Wie immer darf ich Sie an die rechtzeitige Rückgabe der Reden an den Stenografischen Dienst bis spätestens morgen Mittag, 12 Uhr - erinnern.

Es folgen die geschäftlichen Mitteilungen durch die Schriftführerin.

Von der Fraktion der CDU hat sich Herr Meier entschuldigt.

Wir kommen jetzt zu

Tagesordnungspunkt 15: Dringliche Anfragen

Zu diesem Tagesordnungspunkt liegen zwei Anfragen vor. Ich rufe zunächst die Dringliche Anfrage der Fraktion der CDU auf:

a) Neue Finanzierungslöcher verschärfen Haushaltskrise in Niedersachsen - Antrag der Fraktion der CDU - Drs. 14/1337

Herr Rolfes trägt die Anfrage vor.

Frau Präsidentin! Meine sehr verehrten Damen und Herren! Die bereits verabschiedeten Entscheidungen der SPD-geführten Bundesregierung aus dem letzten Jahr zu steuerpolitischen und familienpolitischen Maßnahmen sowie zu Kürzungen im Bundeshaushalt belasten bereits jetzt den niedersächsischen Landeshaushalt erheblich bei den Einnahmen und bei der Finanzierung von wichtigen Maßnahmen für die Wirtschaftsstruktur, die Landwirtschaft und die Verkehrsinfrastruktur.

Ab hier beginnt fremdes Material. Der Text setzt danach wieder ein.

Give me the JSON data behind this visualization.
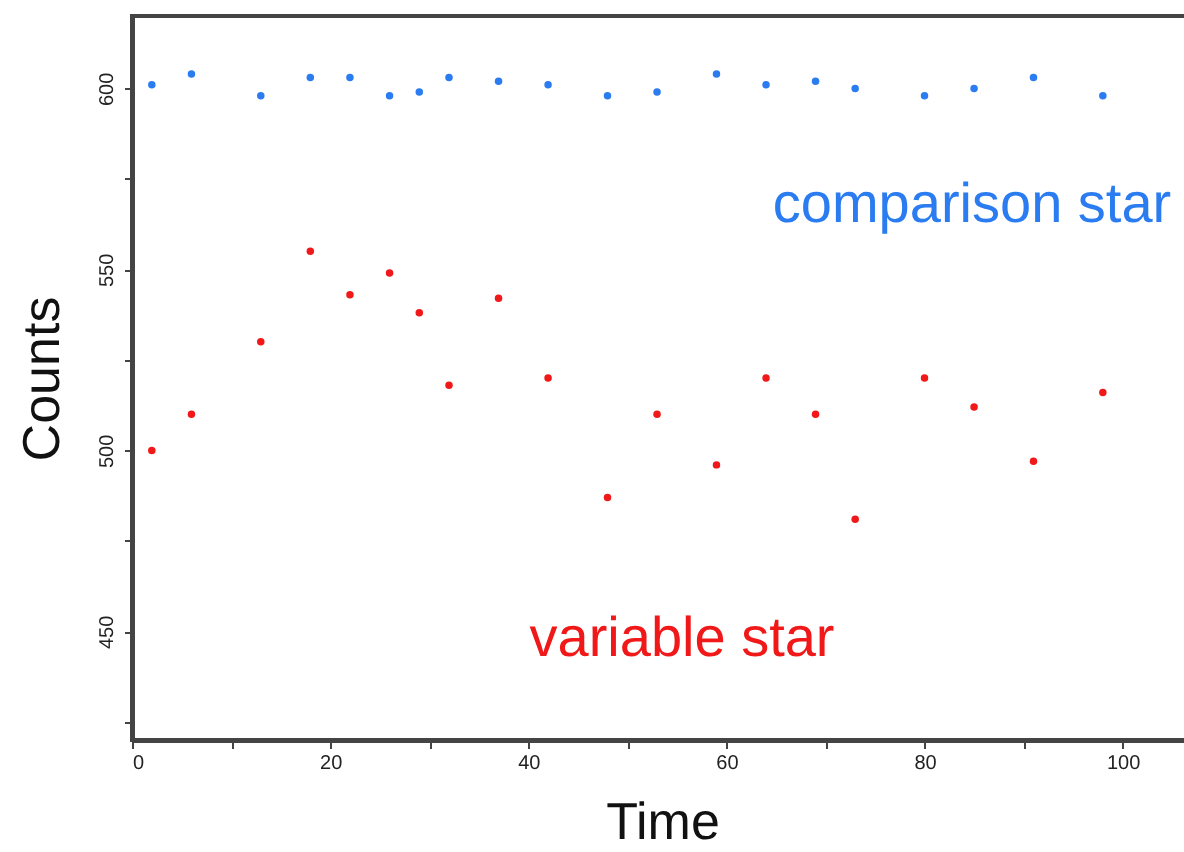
{
  "chart_data": {
    "type": "scatter",
    "xlabel": "Time",
    "ylabel": "Counts",
    "x": [
      2,
      6,
      13,
      18,
      22,
      26,
      29,
      32,
      37,
      42,
      48,
      53,
      59,
      64,
      69,
      73,
      80,
      85,
      91,
      98
    ],
    "series": [
      {
        "name": "comparison star",
        "color": "#2a7cf0",
        "values": [
          601,
          604,
          598,
          603,
          603,
          598,
          599,
          603,
          602,
          601,
          598,
          599,
          604,
          601,
          602,
          600,
          598,
          600,
          603,
          598
        ]
      },
      {
        "name": "variable star",
        "color": "#f01818",
        "values": [
          500,
          510,
          530,
          555,
          543,
          549,
          538,
          518,
          542,
          520,
          487,
          510,
          496,
          520,
          510,
          481,
          520,
          512,
          497,
          516
        ]
      }
    ],
    "xlim": [
      0,
      107
    ],
    "ylim": [
      420,
      620
    ],
    "xticks": [
      0,
      {
        "value": 10,
        "label": null
      },
      20,
      {
        "value": 30,
        "label": null
      },
      40,
      {
        "value": 50,
        "label": null
      },
      60,
      {
        "value": 70,
        "label": null
      },
      80,
      {
        "value": 90,
        "label": null
      },
      100
    ],
    "yticks": [
      {
        "value": 425,
        "label": null
      },
      450,
      {
        "value": 475,
        "label": null
      },
      500,
      {
        "value": 525,
        "label": null
      },
      550,
      {
        "value": 575,
        "label": null
      },
      600
    ],
    "marker": "circle",
    "legend": false,
    "grid": false
  }
}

Die neue mittelfristige Finanzplanung des Landes weist für das Jahr 2001 eine Finanzierungslücke aus nicht gedeckten Ausgaben und neuen Krediten von rund 4.000 Millionen DM aus. Hinzu kommen globale Minderausgaben von 824 Millionen DM. Ebenfalls nicht finanziert sind bisher die Versprechungen des Niedersächsischen Ministerpräsidenten aus seiner Regierungserklärung vom Dezember 1999.

(Möhrmann [SPD]: Und die Forde- rungen der CDU-Fraktion!)

Dazu zählt vor allem die Einstellung von zusätzlichen 2.000 Lehrern.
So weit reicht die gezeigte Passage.